Raumfahrt verändert Gehirn

Längere Aufenthalte im Weltraum verändern das Gehirn von Raumfahrern nicht nur kurzfristig. Noch ein halbes Jahr nach der Rückkehr von Langzeitmissionen haben manche Regionen an Volumen verloren, wie Forscher nun berichten.

Rund sieben Monate nach der Rückkehr zur Erde stellten die Mediziner der Ludwig-Maximilians-Universität (LMU) in München ein geringeres Volumen der sogenannten grauen Substanz fest. Das ist der Teil des Großhirns, der hauptsächlich Nervenzellen enthält. Dieser Effekt bildete sich im Verlauf des halben Jahres nach der Landung etwas zurück, aber nicht vollständig.
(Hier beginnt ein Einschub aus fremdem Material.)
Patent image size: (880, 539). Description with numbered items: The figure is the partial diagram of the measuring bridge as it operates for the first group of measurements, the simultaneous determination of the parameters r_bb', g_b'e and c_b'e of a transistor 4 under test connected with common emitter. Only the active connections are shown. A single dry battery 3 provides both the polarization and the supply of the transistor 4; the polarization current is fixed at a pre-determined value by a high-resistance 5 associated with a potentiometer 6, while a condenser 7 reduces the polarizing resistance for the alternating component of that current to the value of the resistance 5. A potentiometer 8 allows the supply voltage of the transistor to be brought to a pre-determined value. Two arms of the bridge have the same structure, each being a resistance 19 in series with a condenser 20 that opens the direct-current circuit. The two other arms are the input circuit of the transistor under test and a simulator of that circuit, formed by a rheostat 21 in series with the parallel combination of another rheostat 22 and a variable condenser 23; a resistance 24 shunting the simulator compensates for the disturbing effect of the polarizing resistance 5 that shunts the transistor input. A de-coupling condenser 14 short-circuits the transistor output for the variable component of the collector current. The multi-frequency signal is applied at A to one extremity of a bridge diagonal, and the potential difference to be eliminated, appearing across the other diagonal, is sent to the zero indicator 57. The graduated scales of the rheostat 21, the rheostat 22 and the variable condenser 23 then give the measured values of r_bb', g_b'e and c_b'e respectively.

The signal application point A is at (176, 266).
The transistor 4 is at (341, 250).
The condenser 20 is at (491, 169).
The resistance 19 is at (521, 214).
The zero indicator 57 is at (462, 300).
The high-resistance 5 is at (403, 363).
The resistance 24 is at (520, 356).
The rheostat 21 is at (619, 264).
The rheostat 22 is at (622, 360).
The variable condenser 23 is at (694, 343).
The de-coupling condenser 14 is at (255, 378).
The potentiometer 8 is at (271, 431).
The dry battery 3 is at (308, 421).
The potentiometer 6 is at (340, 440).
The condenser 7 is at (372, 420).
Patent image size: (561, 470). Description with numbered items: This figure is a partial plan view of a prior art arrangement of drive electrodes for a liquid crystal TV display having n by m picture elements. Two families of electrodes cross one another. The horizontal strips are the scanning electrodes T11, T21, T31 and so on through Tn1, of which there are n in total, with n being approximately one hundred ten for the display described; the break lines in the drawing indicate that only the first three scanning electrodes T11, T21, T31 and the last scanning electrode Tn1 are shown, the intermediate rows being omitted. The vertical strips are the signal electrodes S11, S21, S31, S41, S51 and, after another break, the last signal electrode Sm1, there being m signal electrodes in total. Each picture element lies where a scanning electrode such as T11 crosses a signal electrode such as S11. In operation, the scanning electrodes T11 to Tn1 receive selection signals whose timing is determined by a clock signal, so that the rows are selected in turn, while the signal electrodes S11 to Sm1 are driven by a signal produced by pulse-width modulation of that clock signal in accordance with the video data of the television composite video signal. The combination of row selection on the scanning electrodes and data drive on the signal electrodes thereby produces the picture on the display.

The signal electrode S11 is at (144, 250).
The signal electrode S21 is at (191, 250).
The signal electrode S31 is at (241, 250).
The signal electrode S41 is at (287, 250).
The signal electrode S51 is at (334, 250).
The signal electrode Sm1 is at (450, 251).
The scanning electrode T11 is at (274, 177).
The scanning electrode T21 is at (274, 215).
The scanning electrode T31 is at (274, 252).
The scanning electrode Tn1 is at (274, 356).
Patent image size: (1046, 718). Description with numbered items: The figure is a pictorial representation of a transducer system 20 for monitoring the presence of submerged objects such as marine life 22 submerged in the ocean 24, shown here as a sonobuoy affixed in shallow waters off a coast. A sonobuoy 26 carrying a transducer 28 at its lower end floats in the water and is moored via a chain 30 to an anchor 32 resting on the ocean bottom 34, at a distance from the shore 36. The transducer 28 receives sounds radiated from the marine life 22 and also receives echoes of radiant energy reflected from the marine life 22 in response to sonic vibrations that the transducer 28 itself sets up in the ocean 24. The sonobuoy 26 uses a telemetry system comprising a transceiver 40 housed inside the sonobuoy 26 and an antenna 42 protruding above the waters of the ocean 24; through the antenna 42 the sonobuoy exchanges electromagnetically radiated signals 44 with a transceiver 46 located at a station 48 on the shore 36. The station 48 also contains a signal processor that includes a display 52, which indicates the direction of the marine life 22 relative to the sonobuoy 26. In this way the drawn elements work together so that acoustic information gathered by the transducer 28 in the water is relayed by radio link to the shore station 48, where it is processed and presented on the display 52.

Scans zeigten außerdem, dass sich der mit Nervenwasser (fachsprachlich Liquor) gefüllte Raum im Großhirn dagegen ausgeweitet hatte. Und auch an der weißen Substanz, also dem Teil des Hirngewebes, der vor allem aus Nervenfasern besteht, wurden Veränderungen festgestellt: Unmittelbar nach der Landung blieb sie zwar zunächst scheinbar unverändert. Nach einem halben Jahr allerdings war sie im Vergleich zu den früheren Untersuchungen geschrumpft.

Auswirkungen unklar

Ob die Veränderungen relevant für das Denkvermögen der Raumfahrer sind, ist nach Forscherangaben noch unklar. Belegt seien bisher nur Veränderungen des Sehvermögens, die - so vermuten die Forscher - durch den Druck des ausgedehnten Nervenwassers auf die Netzhaut und den Sehnerv entstanden sein könnten. Ursache der Veränderungen sind möglicherweise minimale Druckunterschiede der verschiedenen Wassersäulen im Körper durch die Schwerelosigkeit.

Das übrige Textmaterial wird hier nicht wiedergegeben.